During the Second World War Poland was overrun by both Germany and Russia. A Polish leader, General Wladyslaw Sikorski, escaped and became the unofficial Polish leader-in-exile in London. In April, 1943, he visited with Churchill in Downing Street and raised the question of the alleged massacre by the Russians of 10,000 Polish officers in the forests of Katyn, near Smolensk in the USSR. Churchill urged caution since the alliance between Stalin and the West was fragile. The Germans were using the story to split the British, Poles and Russians. Sikorski, without consulting the British Government, called publicly for the International Red Cross to investigate the massacres. Stalin angrily broke off diplomatic relations with the Polish government in exile. Sikorski was killed in a plane crash out of Gibraltar on July 4, 1943.
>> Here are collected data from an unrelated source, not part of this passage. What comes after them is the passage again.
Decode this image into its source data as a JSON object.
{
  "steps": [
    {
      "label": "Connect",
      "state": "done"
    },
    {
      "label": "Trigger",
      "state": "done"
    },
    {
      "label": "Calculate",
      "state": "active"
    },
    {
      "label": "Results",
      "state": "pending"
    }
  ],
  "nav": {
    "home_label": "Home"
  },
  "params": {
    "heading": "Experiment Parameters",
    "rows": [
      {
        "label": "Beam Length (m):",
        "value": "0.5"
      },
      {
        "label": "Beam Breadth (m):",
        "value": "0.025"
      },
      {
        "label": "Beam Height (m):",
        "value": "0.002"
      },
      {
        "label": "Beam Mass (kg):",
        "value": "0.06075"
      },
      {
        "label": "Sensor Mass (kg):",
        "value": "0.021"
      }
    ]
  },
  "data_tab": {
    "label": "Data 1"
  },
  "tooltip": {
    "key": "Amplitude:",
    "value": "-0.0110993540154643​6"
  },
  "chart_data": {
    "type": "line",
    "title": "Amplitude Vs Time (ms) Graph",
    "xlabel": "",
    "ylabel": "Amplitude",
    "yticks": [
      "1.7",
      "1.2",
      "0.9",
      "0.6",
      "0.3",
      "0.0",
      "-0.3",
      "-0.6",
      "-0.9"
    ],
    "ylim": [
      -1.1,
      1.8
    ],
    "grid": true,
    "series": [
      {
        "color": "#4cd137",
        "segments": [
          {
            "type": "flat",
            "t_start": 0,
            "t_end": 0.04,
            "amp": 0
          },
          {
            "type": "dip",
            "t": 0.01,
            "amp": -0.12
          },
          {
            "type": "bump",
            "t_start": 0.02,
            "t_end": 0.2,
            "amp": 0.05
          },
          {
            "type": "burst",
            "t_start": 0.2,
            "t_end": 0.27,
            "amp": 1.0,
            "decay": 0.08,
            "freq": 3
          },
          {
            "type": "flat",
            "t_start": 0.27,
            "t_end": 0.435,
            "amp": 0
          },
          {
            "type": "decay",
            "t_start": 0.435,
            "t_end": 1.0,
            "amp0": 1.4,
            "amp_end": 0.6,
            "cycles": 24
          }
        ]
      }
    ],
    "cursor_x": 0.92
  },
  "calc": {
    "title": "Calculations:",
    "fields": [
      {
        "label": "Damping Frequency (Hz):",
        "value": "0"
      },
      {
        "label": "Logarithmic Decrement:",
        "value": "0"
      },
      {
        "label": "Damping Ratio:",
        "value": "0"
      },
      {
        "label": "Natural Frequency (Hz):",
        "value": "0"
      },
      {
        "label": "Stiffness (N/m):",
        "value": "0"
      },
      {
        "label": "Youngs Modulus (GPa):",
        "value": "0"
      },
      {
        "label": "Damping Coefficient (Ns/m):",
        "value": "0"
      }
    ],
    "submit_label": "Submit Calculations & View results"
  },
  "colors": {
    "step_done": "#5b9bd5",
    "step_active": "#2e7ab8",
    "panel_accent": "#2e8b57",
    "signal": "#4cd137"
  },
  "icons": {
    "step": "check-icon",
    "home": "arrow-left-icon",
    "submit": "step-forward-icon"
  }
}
Years later a play, Soldiers, by Rolf Hochhuth, a German writer, claimed that Sikorski was not killed in an accident, he was murdered by British agents because of his relationship--the reason a bit vague--with the Russian communists. Winston Churchill was directly accused. The play included a number of suspicious sources but had a lively, specific explanation of how the assassination was done, including the murder of Sikorski's daughter and the pilot, Max Prchal. The principles of the play were later interviewed by David Frost on British television and were dumbstruck when Frost produced the pilot, Max Prchal, quite alive, who then savaged the play as a total lie.

Public Records Office papers show that prime minister Harold Wilson was advised that an unnamed KGB defector had alleged that Sikorski had been murdered by the agency's forerunner, the NKVD. This information was regarded as "extremely delicate"; Wilson was warned that "no mention of it should be made publicly".

In the book, "Disinformation" by the former head of the Roumania intelligence agency (wonderfully abbreviated as DIE) Lt. Gen. Ion Mihai Pacepa writes that the play was part of an elaborate scheme to shift blame for Sikorski's death away from the Russians, that the "play" was simple disinformation.

Artists, the purveyors of the hybrid truth-beauty, hawking impure stuff! Important. Who should be believed?